Absolute control over the reception of a work might be labelled a problem of organized complexity whereas the sense-ratio issue, being a bird's eye view concern and hence less-than-absolute in conceit, can be reduced to a problem of disorganized complexity. I'm borrowing from Jane Jacobs here, who borrowed thusly from Dr. Warren Weaver:
"The classical dynamics of the nineteenth century was well suited for analyzing and predicting the motion of a single ivory ball as it moves about on a billiard table . . . One can, but with a surprising increase in difficulty, analyze the motion of two or even three balls . . . But as soon as one tries to analyze the motion of ten or fifteen balls on the table at once, as in pool, the problem becomes unmanageable, not because there is any theoretical difficulty, but just because the actual labor of dealing in specific detail with so many variables turns out to be impractical.
"Imagine, however, a large billiard table with millions of balls flying about on its surface . . . The great surprise is that the problem now becomes easier: the methods of statistical mechanics are now applicable. One cannot trace the detailed history of one special ball, to be sure; but there can be answered with useful precision such important questions as: On the average how many balls per second hit a given stretch of rail? On the average how far does a ball move before it is hit by some other ball? . . .

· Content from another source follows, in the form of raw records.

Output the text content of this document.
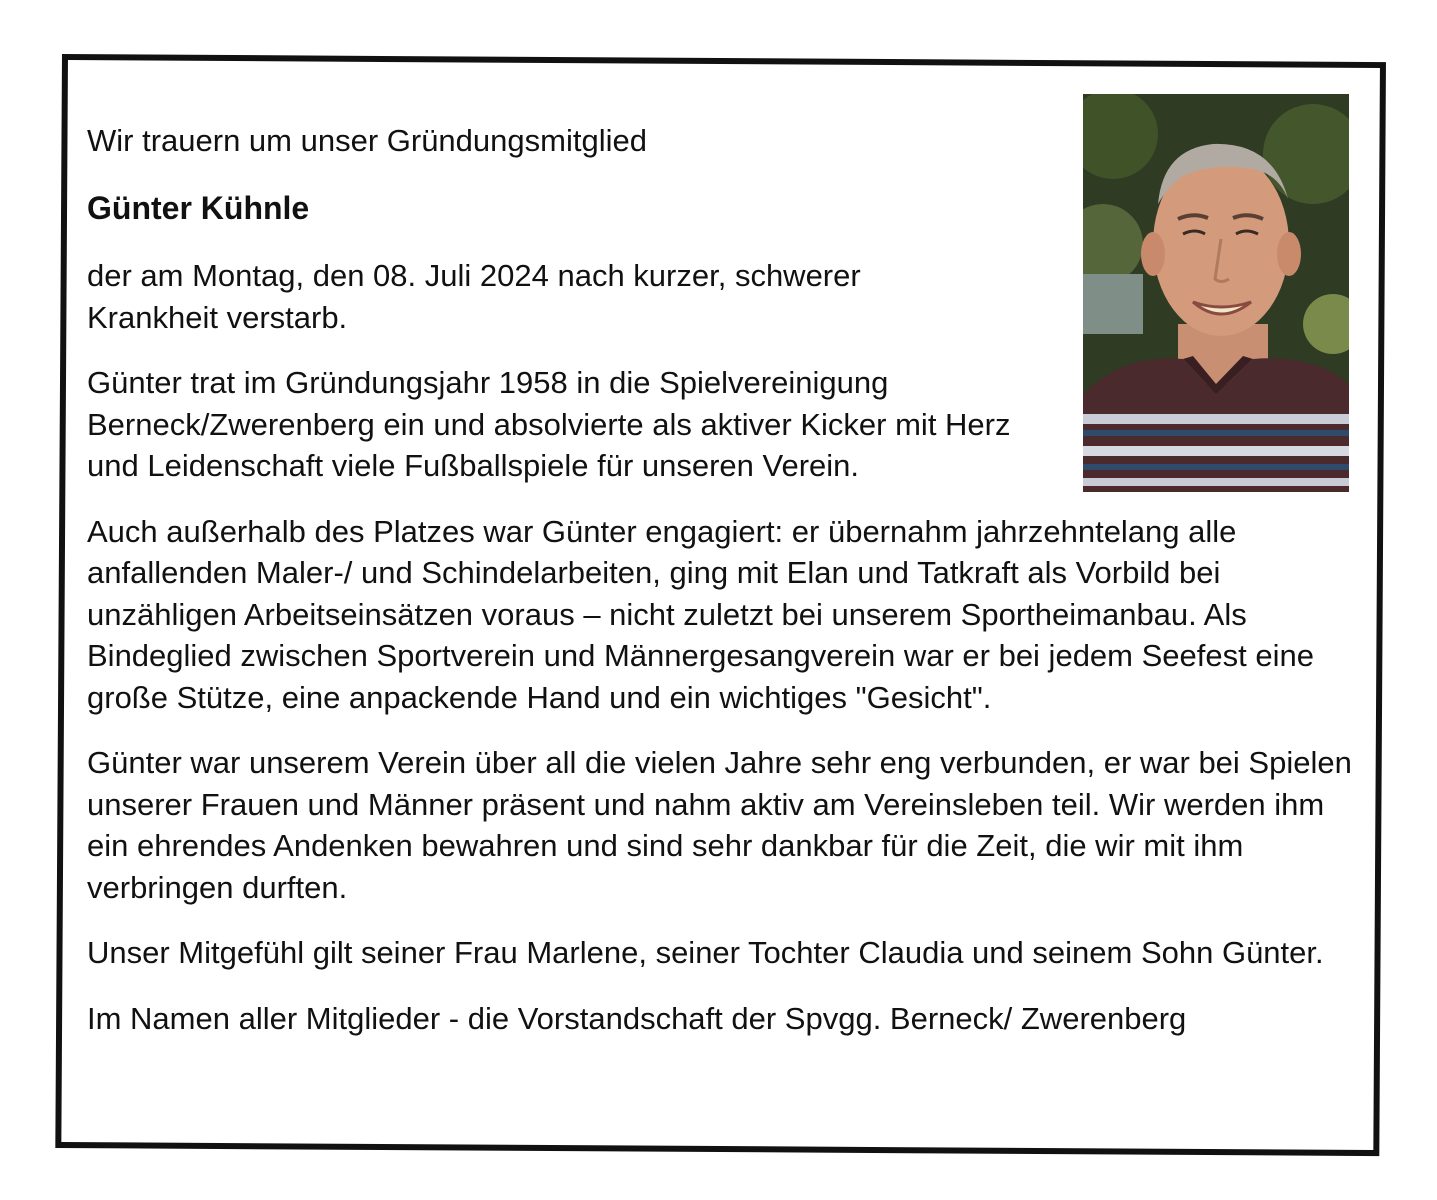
Wir trauern um unser Gründungsmitglied

Günter Kühnle

der am Montag, den 08. Juli 2024 nach kurzer, schwerer Krankheit verstarb.

Günter trat im Gründungsjahr 1958 in die Spielvereinigung Berneck/Zwerenberg ein und absolvierte als aktiver Kicker mit Herz und Leidenschaft viele Fußballspiele für unseren Verein.

Auch außerhalb des Platzes war Günter engagiert: er übernahm jahrzehntelang alle anfallenden Maler-/ und Schindelarbeiten, ging mit Elan und Tatkraft als Vorbild bei unzähligen Arbeitseinsätzen voraus – nicht zuletzt bei unserem Sportheimanbau. Als Bindeglied zwischen Sportverein und Männergesangverein war er bei jedem Seefest eine große Stütze, eine anpackende Hand und ein wichtiges "Gesicht".

Günter war unserem Verein über all die vielen Jahre sehr eng verbunden, er war bei Spielen unserer Frauen und Männer präsent und nahm aktiv am Vereinsleben teil. Wir werden ihm ein ehrendes Andenken bewahren und sind sehr dankbar für die Zeit, die wir mit ihm verbringen durften.

Unser Mitgefühl gilt seiner Frau Marlene, seiner Tochter Claudia und seinem Sohn Günter.

Im Namen aller Mitglieder - die Vorstandschaft der Spvgg. Berneck/ Zwerenberg
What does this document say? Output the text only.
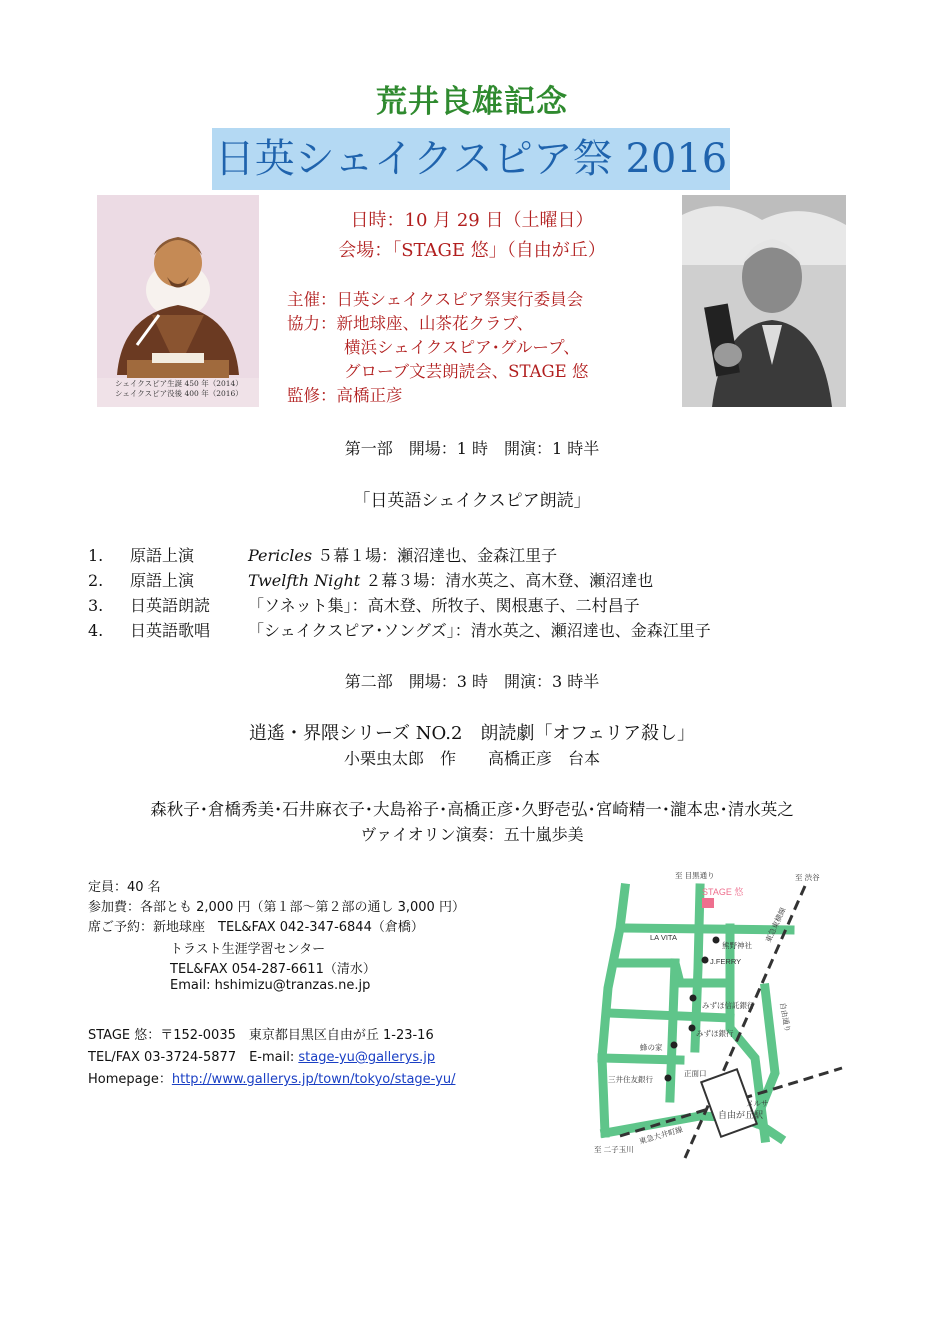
荒井良雄記念
日英シェイクスピア祭 2016
シェイクスピア生誕 450 年（2014）
シェイクスピア没後 400 年（2016）
日時：10 月 29 日（土曜日）
会場：「STAGE 悠」（自由が丘）
主催：日英シェイクスピア祭実行委員会
協力：新地球座、山茶花クラブ、
横浜シェイクスピア･グループ、
グローブ文芸朗読会、STAGE 悠
監修：高橋正彦
第一部　開場：1 時　開演：1 時半
「日英語シェイクスピア朗読」
1. 原語上演	Pericles ５幕１場：瀬沼達也、金森江里子
2. 原語上演	Twelfth Night ２幕３場：清水英之、高木登、瀬沼達也
3. 日英語朗読 「ソネット集」：高木登、所牧子、関根惠子、二村昌子
4. 日英語歌唱 「シェイクスピア･ソングズ」：清水英之、瀬沼達也、金森江里子
第二部　開場：3 時　開演：3 時半
逍遙・界隈シリーズ NO.2　朗読劇「オフェリア殺し」
小栗虫太郎　作　　高橋正彦　台本
森秋子･倉橋秀美･石井麻衣子･大島裕子･高橋正彦･久野壱弘･宮崎精一･瀧本忠･清水英之
ヴァイオリン演奏：五十嵐歩美
定員：40 名
参加費：各部とも 2,000 円（第１部～第２部の通し 3,000 円）
席ご予約：新地球座　TEL&FAX 042-347-6844（倉橋）
トラスト生涯学習センター
TEL&FAX 054-287-6611（清水）
Email: hshimizu@tranzas.ne.jp
STAGE 悠：〒152-0035　東京都目黒区自由が丘 1-23-16
TEL/FAX 03-3724-5877　E-mail: stage-yu@gallerys.jp
Homepage：http://www.gallerys.jp/town/tokyo/stage-yu/
至 目黒通り	至 渋谷
STAGE 悠
LA VITA
熊野神社
J.FERRY
みずほ信託銀行
蜂の家
みずほ銀行
三井住友銀行
正面口
自由が丘駅
メルサ
至 二子玉川
東急大井町線
東急東横線
自由通り
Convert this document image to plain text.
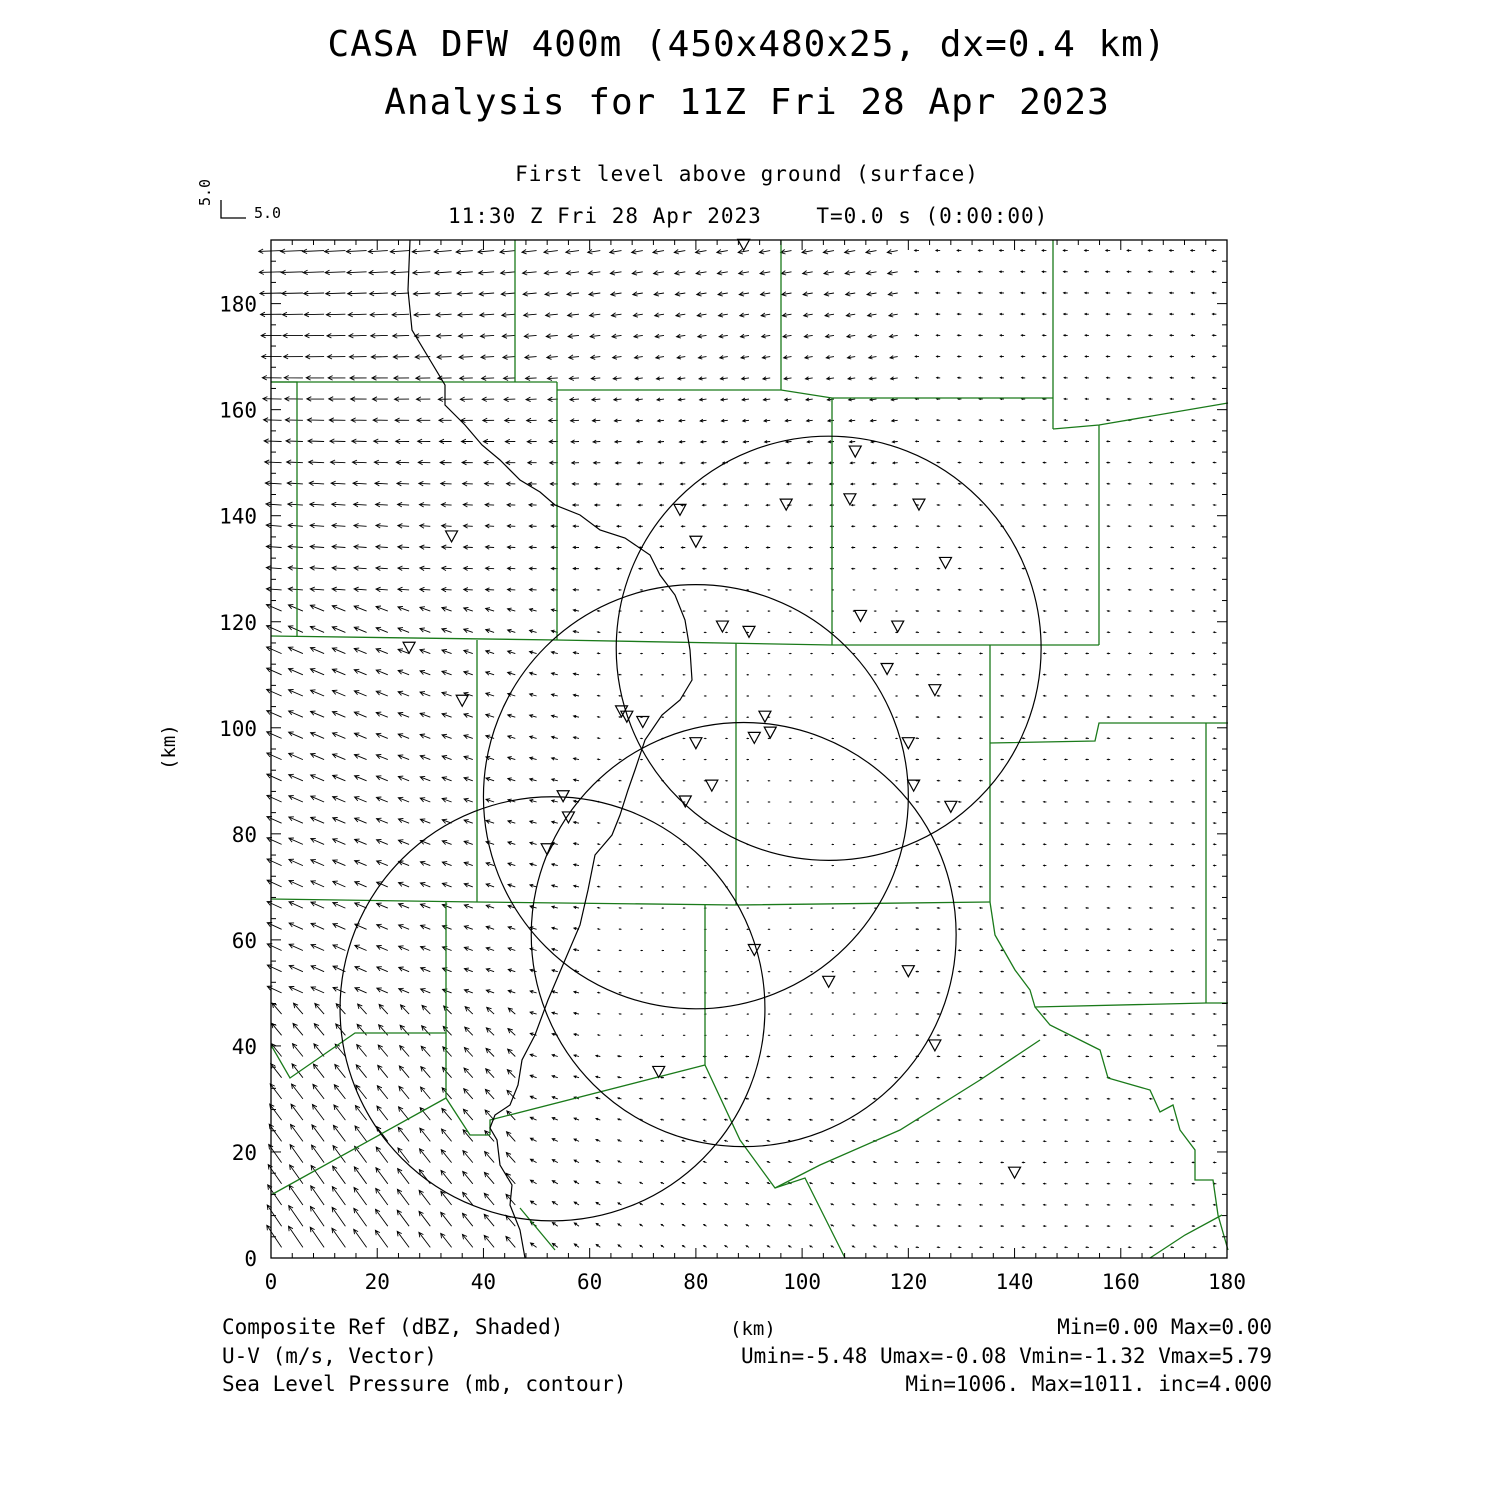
CASA DFW 400m (450x480x25, dx=0.4 km)
Analysis for 11Z Fri 28 Apr 2023
First level above ground (surface)
11:30 Z Fri 28 Apr 2023    T=0.0 s (0:00:00)
5.0
5.0
(km)
(km)
Composite Ref (dBZ, Shaded)	Min=0.00 Max=0.00
U-V (m/s, Vector)	Umin=-5.48 Umax=-0.08 Vmin=-1.32 Vmax=5.79
Sea Level Pressure (mb, contour)	Min=1006. Max=1011. inc=4.000
0	20	40	60	80	100	120	140	160	180
0
20
40
60
80
100
120
140
160
180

" . . . The word 'disorganized' [applies] to the large billiard table with the many balls . . . because the balls are distributed, in their positions and motions, in a helter-skelter way . . . but in spite of this helter-skelter or unknown behavior of all the individual variables, the system as a whole posesses certain orderly and analyzable average properties."
(The Death and Life of
Great American Cities, 430-431)
So what are the orderly and analyzable average properties of a minimally-regulated marketplace of rational first-world art consumers?
What are the orderly and analyzable average properties of Southern California day laborers vis-a-vis instrumental music consisting entirely of dissonant counterpoint?
What are the orderly and analyzable average properties of holders of graduate jazz performance degrees while playing from an unmetered performance score with a high degree of independence among the parts, and how does this first set of orderly and analyzable average properties compare with those of the same cohort when playing from The Real Book (Fifth Edition, in C)?
As matters of disorganized complexity these questions are child's play. In each case many of us have a pretty solid depth and breadth of experience from which to make strong inferences vis-a-vis the system as a whole, be that the marketplace system, the day laborer system, or the graduate jazz accreditation system.
But
as soon as one tries to analyze the motion of ten or fifteen people within a marketplace, an audience, or (this is the real pisser) a band, then things get rather dicey.
I want to suggest that the limits of McLuhan's "determinism" as a policy or platform are shown up by this exercise. As a matter of system-level intervention it may be possible to achieve some degree of foresight, some "orchestration" of media which optimizes some system-level trait. But this has political implications for any special balls who don't fit the analyzable average. (Listen to me getting all intersectional and libertarian at the same time.) These units may well be driven batty by the orchestration which cools off the more strictly average among their cohort. "Technological determinism" (if that's what it is) either assumes uniformity in the population or it pleads ignorance of diversity. McLuhan fruitfully identifies some new problems, but there is a very old problem here too.